There is Lily herself who "shrinks from the finger that threatened to touch her sore" which is a powerful image.
Then there is the similie Trollope provides for us, that the public humiliation she feels can be likened to us, dear readers, slipping in the gutter on a wet day. I was pondering whether this, in Victorian times, might mean we get covered in more than wet and mud, perhaps horse droppings as well. Being looked at in this state is as bad as any part of it, Trollope says.
Finally, there is the black eye that Crosbie gets and the way in which he is treated by everyone, from his landlady to his Board. His reaction is the most interesting I think, as the boldness he requires to look the world in the face after this, also makes him become difficult and aggressive to the Courcy's.
Thinking about the scenes in the civil service, this must be one of the unique aspects of Trollope's novels that they deal with this sector of Victorian life. I can't recall many other novels which give us such a detailed picture.
Angela
Re: The Small House: Loss of Face
Angela points out the several public humiliations or losses of face the chief characters of The Small House experience at this first climax of the book: Lily and Crosbie are not alone; continual petty losses of face, of humiliation beset all the characters at Mother Ropers (that word mother slithers over the older use of the word Mother for Madame in a Brothel). I suggest that loss of face is a central motif in Trollope's fiction -- and much English fiction which is often (somewhat falsely) called a comedy of manners. Austen centers several novels on just such loss of face. Perhaps that is a central emotional crux to these books: suddenly the apparent disguise or mask of manners is stripped away, or we see that through the mask and manners we are continually giving away our private selves -- and it's painful to realise this.

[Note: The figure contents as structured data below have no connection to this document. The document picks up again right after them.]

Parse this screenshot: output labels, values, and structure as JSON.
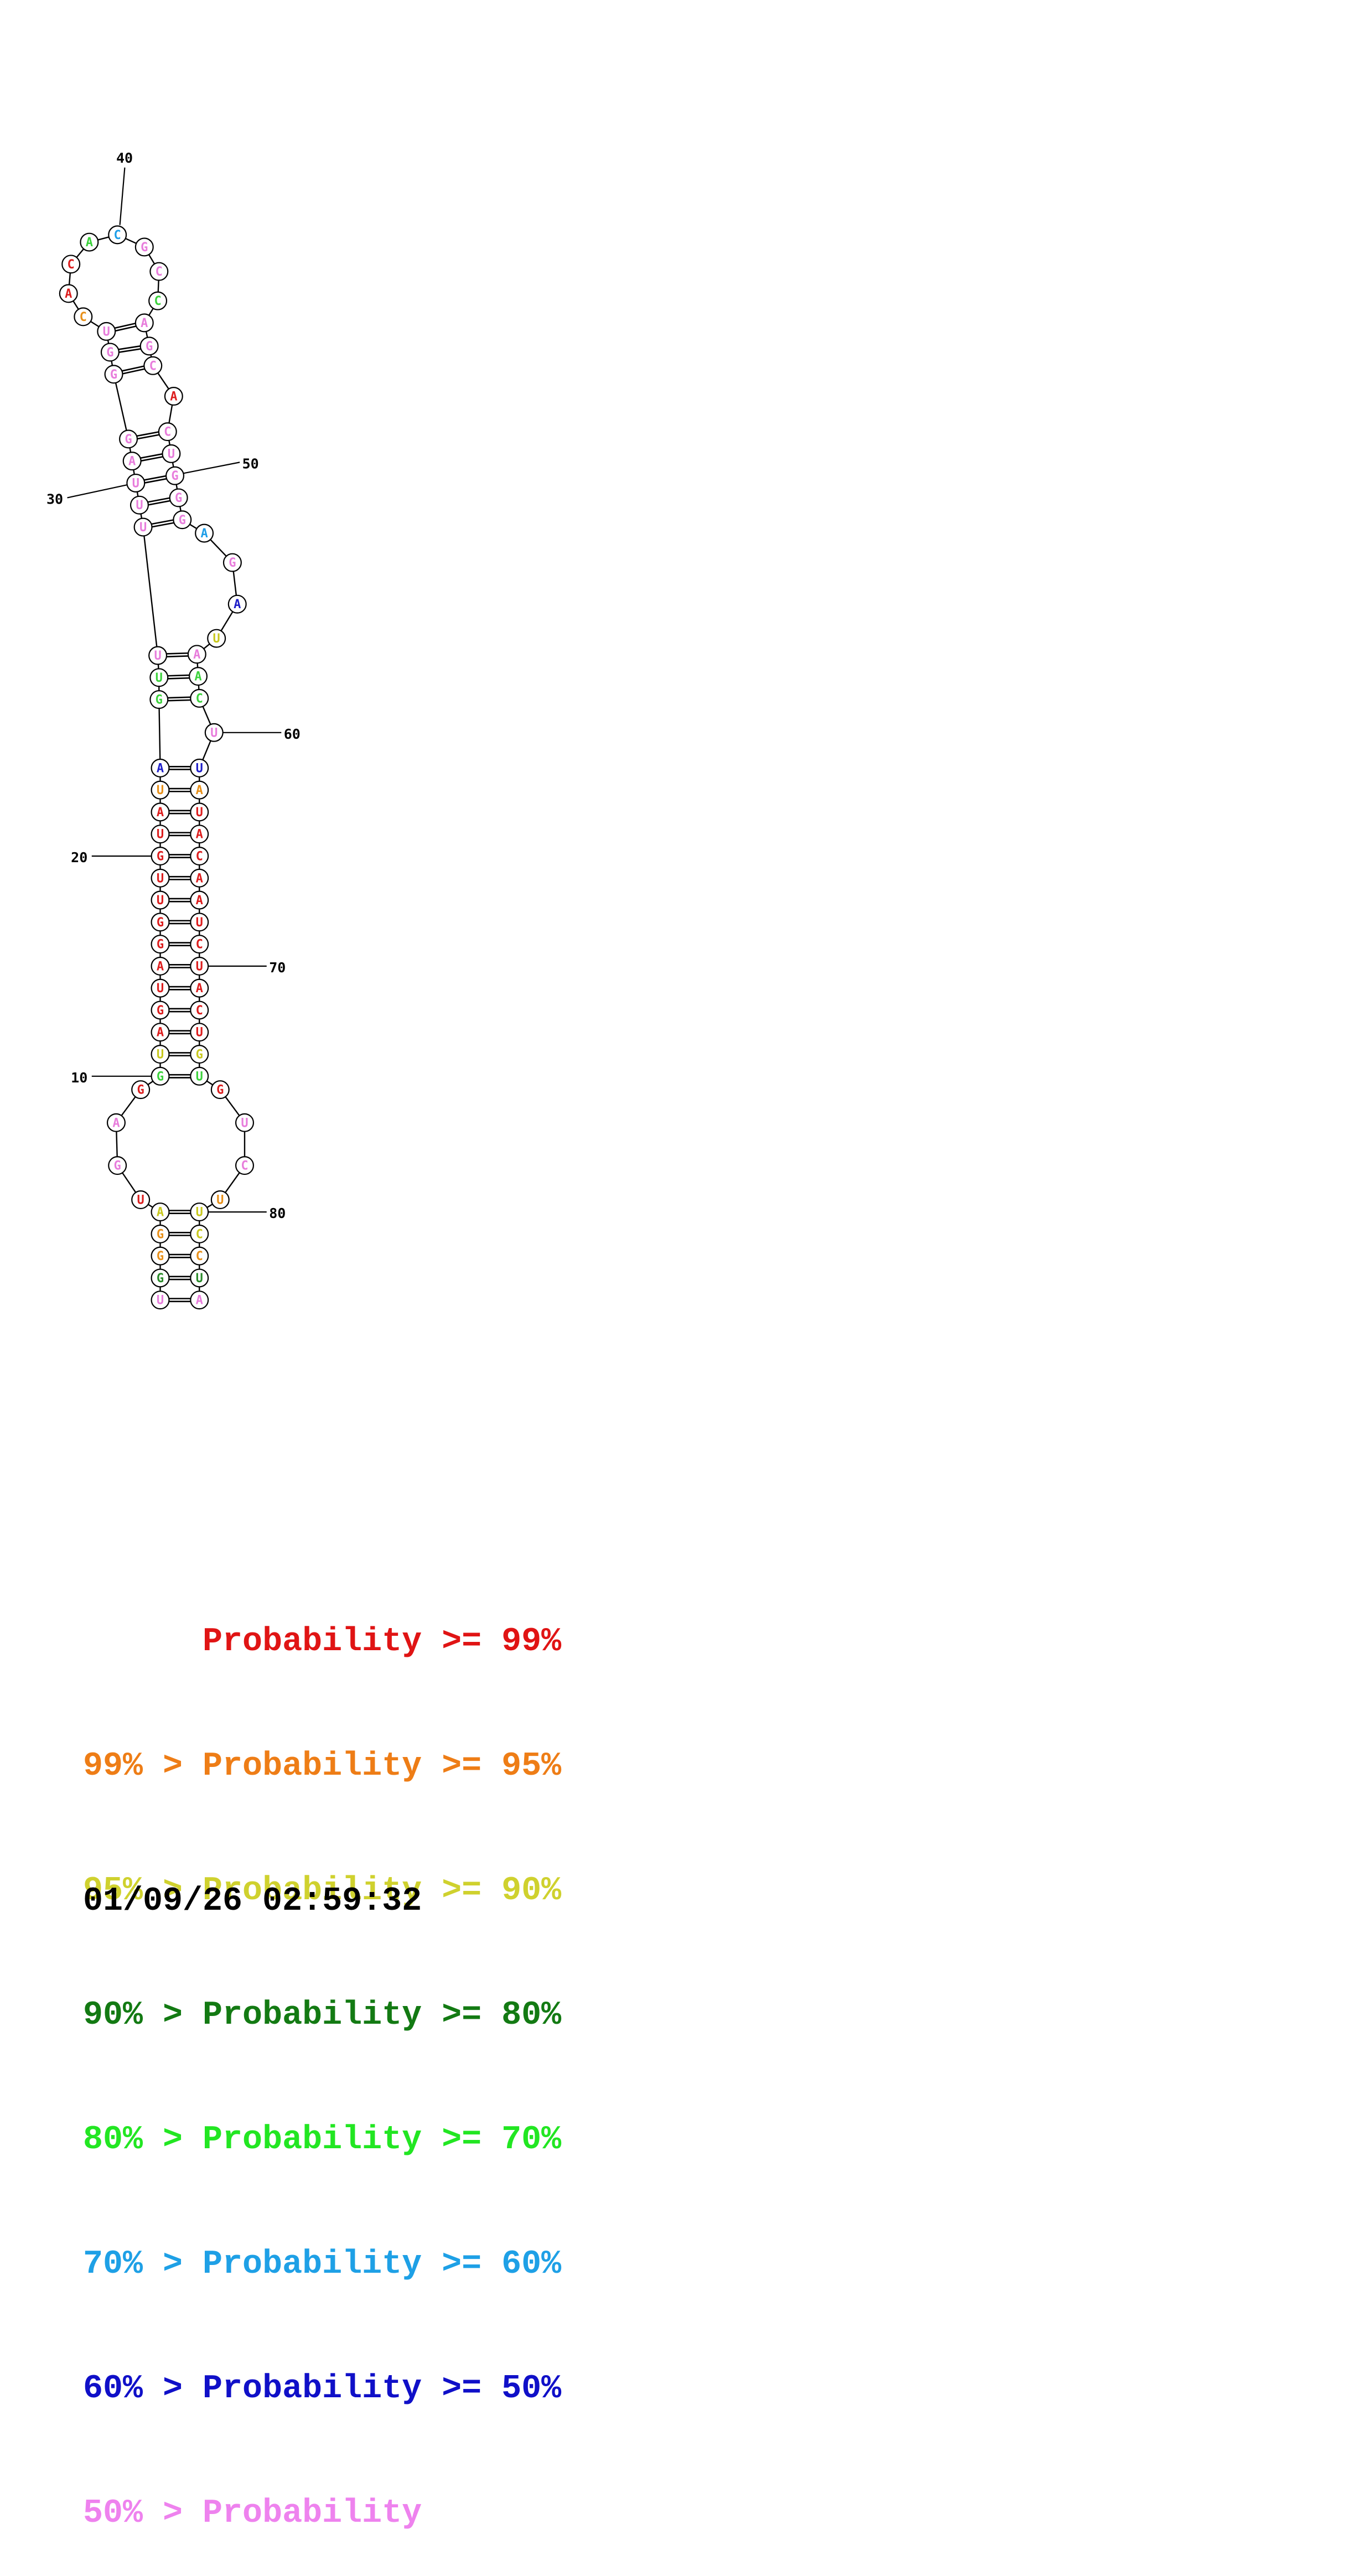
{
  "structure": {
    "bases": [
      {
        "n": 1,
        "b": "U",
        "c": "#e87ddc"
      },
      {
        "n": 2,
        "b": "G",
        "c": "#2a8a2a"
      },
      {
        "n": 3,
        "b": "G",
        "c": "#e8901a"
      },
      {
        "n": 4,
        "b": "G",
        "c": "#e8901a"
      },
      {
        "n": 5,
        "b": "A",
        "c": "#c8c81e"
      },
      {
        "n": 6,
        "b": "U",
        "c": "#dc1e1e"
      },
      {
        "n": 7,
        "b": "G",
        "c": "#e87ddc"
      },
      {
        "n": 8,
        "b": "A",
        "c": "#e87ddc"
      },
      {
        "n": 9,
        "b": "G",
        "c": "#dc1e1e"
      },
      {
        "n": 10,
        "b": "G",
        "c": "#3cd23c"
      },
      {
        "n": 11,
        "b": "U",
        "c": "#c8c81e"
      },
      {
        "n": 12,
        "b": "A",
        "c": "#dc1e1e"
      },
      {
        "n": 13,
        "b": "G",
        "c": "#dc1e1e"
      },
      {
        "n": 14,
        "b": "U",
        "c": "#dc1e1e"
      },
      {
        "n": 15,
        "b": "A",
        "c": "#dc1e1e"
      },
      {
        "n": 16,
        "b": "G",
        "c": "#dc1e1e"
      },
      {
        "n": 17,
        "b": "G",
        "c": "#dc1e1e"
      },
      {
        "n": 18,
        "b": "U",
        "c": "#dc1e1e"
      },
      {
        "n": 19,
        "b": "U",
        "c": "#dc1e1e"
      },
      {
        "n": 20,
        "b": "G",
        "c": "#dc1e1e"
      },
      {
        "n": 21,
        "b": "U",
        "c": "#dc1e1e"
      },
      {
        "n": 22,
        "b": "A",
        "c": "#dc1e1e"
      },
      {
        "n": 23,
        "b": "U",
        "c": "#e8901a"
      },
      {
        "n": 24,
        "b": "A",
        "c": "#1e1ec8"
      },
      {
        "n": 25,
        "b": "G",
        "c": "#3cd23c"
      },
      {
        "n": 26,
        "b": "U",
        "c": "#3cd23c"
      },
      {
        "n": 27,
        "b": "U",
        "c": "#e87ddc"
      },
      {
        "n": 28,
        "b": "U",
        "c": "#e87ddc"
      },
      {
        "n": 29,
        "b": "U",
        "c": "#e87ddc"
      },
      {
        "n": 30,
        "b": "U",
        "c": "#e87ddc"
      },
      {
        "n": 31,
        "b": "A",
        "c": "#e87ddc"
      },
      {
        "n": 32,
        "b": "G",
        "c": "#e87ddc"
      },
      {
        "n": 33,
        "b": "G",
        "c": "#e87ddc"
      },
      {
        "n": 34,
        "b": "G",
        "c": "#e87ddc"
      },
      {
        "n": 35,
        "b": "U",
        "c": "#e87ddc"
      },
      {
        "n": 36,
        "b": "C",
        "c": "#e8901a"
      },
      {
        "n": 37,
        "b": "A",
        "c": "#dc1e1e"
      },
      {
        "n": 38,
        "b": "C",
        "c": "#dc1e1e"
      },
      {
        "n": 39,
        "b": "A",
        "c": "#3cd23c"
      },
      {
        "n": 40,
        "b": "C",
        "c": "#1e9ee8"
      },
      {
        "n": 41,
        "b": "G",
        "c": "#e87ddc"
      },
      {
        "n": 42,
        "b": "C",
        "c": "#e87ddc"
      },
      {
        "n": 43,
        "b": "C",
        "c": "#3cd23c"
      },
      {
        "n": 44,
        "b": "A",
        "c": "#e87ddc"
      },
      {
        "n": 45,
        "b": "G",
        "c": "#e87ddc"
      },
      {
        "n": 46,
        "b": "C",
        "c": "#e87ddc"
      },
      {
        "n": 47,
        "b": "A",
        "c": "#dc1e1e"
      },
      {
        "n": 48,
        "b": "C",
        "c": "#e87ddc"
      },
      {
        "n": 49,
        "b": "U",
        "c": "#e87ddc"
      },
      {
        "n": 50,
        "b": "G",
        "c": "#e87ddc"
      },
      {
        "n": 51,
        "b": "G",
        "c": "#e87ddc"
      },
      {
        "n": 52,
        "b": "G",
        "c": "#e87ddc"
      },
      {
        "n": 53,
        "b": "A",
        "c": "#1e9ee8"
      },
      {
        "n": 54,
        "b": "G",
        "c": "#e87ddc"
      },
      {
        "n": 55,
        "b": "A",
        "c": "#1e1ec8"
      },
      {
        "n": 56,
        "b": "U",
        "c": "#c8c81e"
      },
      {
        "n": 57,
        "b": "A",
        "c": "#e87ddc"
      },
      {
        "n": 58,
        "b": "A",
        "c": "#3cd23c"
      },
      {
        "n": 59,
        "b": "C",
        "c": "#3cd23c"
      },
      {
        "n": 60,
        "b": "U",
        "c": "#e87ddc"
      },
      {
        "n": 61,
        "b": "U",
        "c": "#1e1ec8"
      },
      {
        "n": 62,
        "b": "A",
        "c": "#e8901a"
      },
      {
        "n": 63,
        "b": "U",
        "c": "#dc1e1e"
      },
      {
        "n": 64,
        "b": "A",
        "c": "#dc1e1e"
      },
      {
        "n": 65,
        "b": "C",
        "c": "#dc1e1e"
      },
      {
        "n": 66,
        "b": "A",
        "c": "#dc1e1e"
      },
      {
        "n": 67,
        "b": "A",
        "c": "#dc1e1e"
      },
      {
        "n": 68,
        "b": "U",
        "c": "#dc1e1e"
      },
      {
        "n": 69,
        "b": "C",
        "c": "#dc1e1e"
      },
      {
        "n": 70,
        "b": "U",
        "c": "#dc1e1e"
      },
      {
        "n": 71,
        "b": "A",
        "c": "#dc1e1e"
      },
      {
        "n": 72,
        "b": "C",
        "c": "#dc1e1e"
      },
      {
        "n": 73,
        "b": "U",
        "c": "#dc1e1e"
      },
      {
        "n": 74,
        "b": "G",
        "c": "#c8c81e"
      },
      {
        "n": 75,
        "b": "U",
        "c": "#3cd23c"
      },
      {
        "n": 76,
        "b": "G",
        "c": "#dc1e1e"
      },
      {
        "n": 77,
        "b": "U",
        "c": "#e87ddc"
      },
      {
        "n": 78,
        "b": "C",
        "c": "#e87ddc"
      },
      {
        "n": 79,
        "b": "U",
        "c": "#e8901a"
      },
      {
        "n": 80,
        "b": "U",
        "c": "#c8c81e"
      },
      {
        "n": 81,
        "b": "C",
        "c": "#c8c81e"
      },
      {
        "n": 82,
        "b": "C",
        "c": "#e8901a"
      },
      {
        "n": 83,
        "b": "U",
        "c": "#2a8a2a"
      },
      {
        "n": 84,
        "b": "A",
        "c": "#e87ddc"
      }
    ],
    "pairs": [
      [
        1,
        84
      ],
      [
        2,
        83
      ],
      [
        3,
        82
      ],
      [
        4,
        81
      ],
      [
        5,
        80
      ],
      [
        10,
        75
      ],
      [
        11,
        74
      ],
      [
        12,
        73
      ],
      [
        13,
        72
      ],
      [
        14,
        71
      ],
      [
        15,
        70
      ],
      [
        16,
        69
      ],
      [
        17,
        68
      ],
      [
        18,
        67
      ],
      [
        19,
        66
      ],
      [
        20,
        65
      ],
      [
        21,
        64
      ],
      [
        22,
        63
      ],
      [
        23,
        62
      ],
      [
        24,
        61
      ],
      [
        25,
        59
      ],
      [
        26,
        58
      ],
      [
        27,
        57
      ],
      [
        28,
        52
      ],
      [
        29,
        51
      ],
      [
        30,
        50
      ],
      [
        31,
        49
      ],
      [
        32,
        48
      ],
      [
        33,
        46
      ],
      [
        34,
        45
      ],
      [
        35,
        44
      ]
    ],
    "position_labels": [
      "10",
      "20",
      "30",
      "40",
      "50",
      "60",
      "70",
      "80"
    ]
  },
  "legend": [
    {
      "prefix": "",
      "text": "Probability >= 99%",
      "color": "#e01414"
    },
    {
      "prefix": "99% > ",
      "text": "Probability >= 95%",
      "color": "#ee7d16"
    },
    {
      "prefix": "95% > ",
      "text": "Probability >= 90%",
      "color": "#cfd12e"
    },
    {
      "prefix": "90% > ",
      "text": "Probability >= 80%",
      "color": "#137a13"
    },
    {
      "prefix": "80% > ",
      "text": "Probability >= 70%",
      "color": "#22e622"
    },
    {
      "prefix": "70% > ",
      "text": "Probability >= 60%",
      "color": "#1ea0e6"
    },
    {
      "prefix": "60% > ",
      "text": "Probability >= 50%",
      "color": "#1010c8"
    },
    {
      "prefix": "50% > ",
      "text": "Probability",
      "color": "#ee82ee"
    }
  ],
  "timestamp": "01/09/26 02:59:32"
}
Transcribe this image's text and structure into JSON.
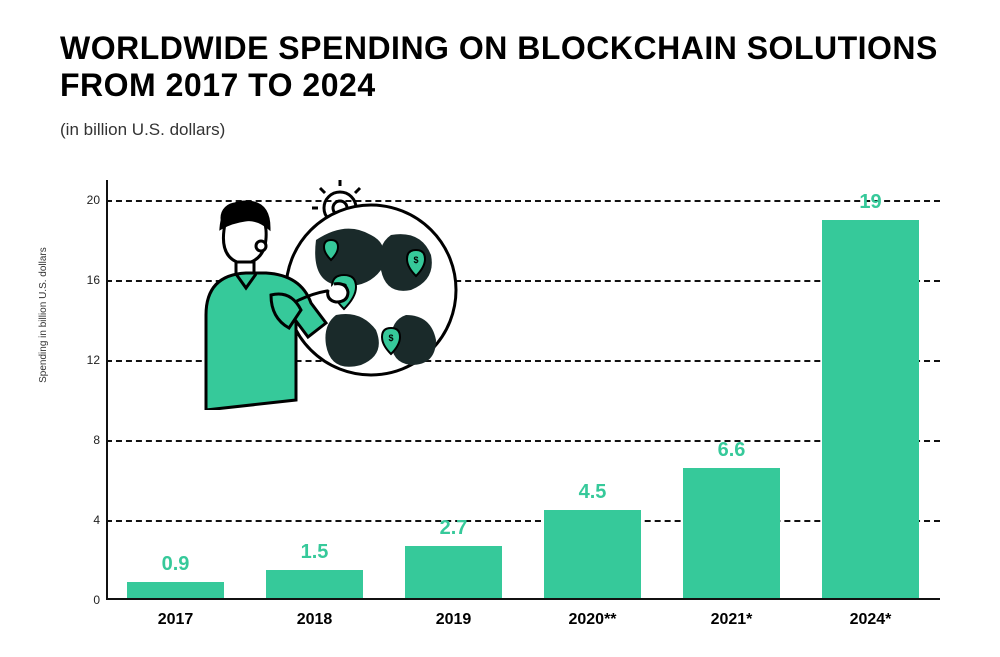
{
  "title": "WORLDWIDE SPENDING ON BLOCKCHAIN SOLUTIONS FROM 2017 TO 2024",
  "subtitle": "(in billion U.S. dollars)",
  "chart": {
    "type": "bar",
    "ylabel": "Spending in billion U.S. dollars",
    "ylim": [
      0,
      21
    ],
    "yticks": [
      0,
      4,
      8,
      12,
      16,
      20
    ],
    "categories": [
      "2017",
      "2018",
      "2019",
      "2020**",
      "2021*",
      "2024*"
    ],
    "values": [
      0.9,
      1.5,
      2.7,
      4.5,
      6.6,
      19
    ],
    "value_labels": [
      "0.9",
      "1.5",
      "2.7",
      "4.5",
      "6.6",
      "19"
    ],
    "bar_color": "#36c99a",
    "value_label_color": "#36c99a",
    "grid_color": "#111111",
    "grid_style": "dashed",
    "background_color": "#ffffff",
    "axis_color": "#111111",
    "bar_width_ratio": 0.7,
    "title_fontsize": 32,
    "title_fontweight": 900,
    "subtitle_fontsize": 17,
    "ylabel_fontsize": 10,
    "ytick_fontsize": 12,
    "xlabel_fontsize": 16,
    "xlabel_fontweight": 700,
    "value_label_fontsize": 20,
    "value_label_fontweight": 700
  },
  "illustration": {
    "description": "Woman in green shirt pointing to a globe with dollar map pins and a gear behind it",
    "shirt_color": "#36c99a",
    "globe_land_color": "#1a2a2a",
    "pin_color": "#36c99a",
    "outline_color": "#000000"
  }
}
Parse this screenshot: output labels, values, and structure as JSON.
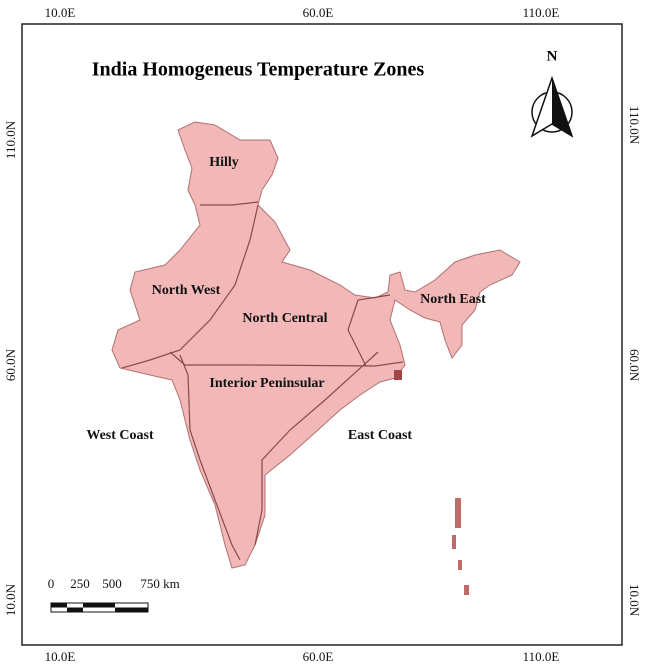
{
  "title": "India Homogeneus Temperature Zones",
  "north_arrow": "N",
  "grid_labels": {
    "top": [
      "10.0E",
      "60.0E",
      "110.0E"
    ],
    "bottom": [
      "10.0E",
      "60.0E",
      "110.0E"
    ],
    "left": [
      "110.0N",
      "60.0N",
      "10.0N"
    ],
    "right": [
      "110.0N",
      "60.0N",
      "10.0N"
    ]
  },
  "zones": [
    "Hilly",
    "North West",
    "North Central",
    "North East",
    "Interior Peninsular",
    "West Coast",
    "East Coast"
  ],
  "scale_bar": {
    "labels": [
      "0",
      "250",
      "500",
      "750 km"
    ]
  }
}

Trollope has a novel which is strongly focused on life in a civil service office; its plot hinges on the taking of bribes and interchange of favours that come with such terrain, and it ends in a brilliant court case (the first appearance of Chaffanbrass). The Three Clerks_ is strongly autobiographical too. Charlie Tudor is another male variant on young Trollope. Ellen Moody
Reply-To: trollope-l@egroups.com
Subject: [trollope-l] Tell it to the marines
In the comic chapter, "Domestic Troubles" of our recent assignment in The Small House, Mr. Lupex to demonstrate his incredulity uses the expression, "Tell it to the marines." I was a bit surprised, having always assumed in a parochial way that this expression was an Americanism. Still thinking that Trollope had imported it from his transatlantic friends, I checked it out in both Eric Partridge's excellent Dictionary of Slang and Unconventional English and also the great grey superauthority The Oxford English Dictionary or the OED. Here is what I learned. From the sixteenth century on British soldiers who happened to serve on the British fleets as a supplement to the regular sailors were called "marines." Naturally the sailors had contempt for these soldiers and held that they would believe anything told them. That is, the sailors looked on the marines as amateurs in a world of professionals. By the early nineteenth century both Scott and Byron had used "tell it to the marines" as an expression of incredulity, but sailors had been using that expression for more than 200 years already. Trollope's use of it was no Yankee importation (most of those were to come later) but a time-honored (time-honoured?) British expression. Since it was looked on as slang by both Partridge and the OED, it seemed fitting that it would come from the mouth of Mr. Lupex, who was one of the characters at Mrs. Roper's boarding house who was not of the highest or most educated class.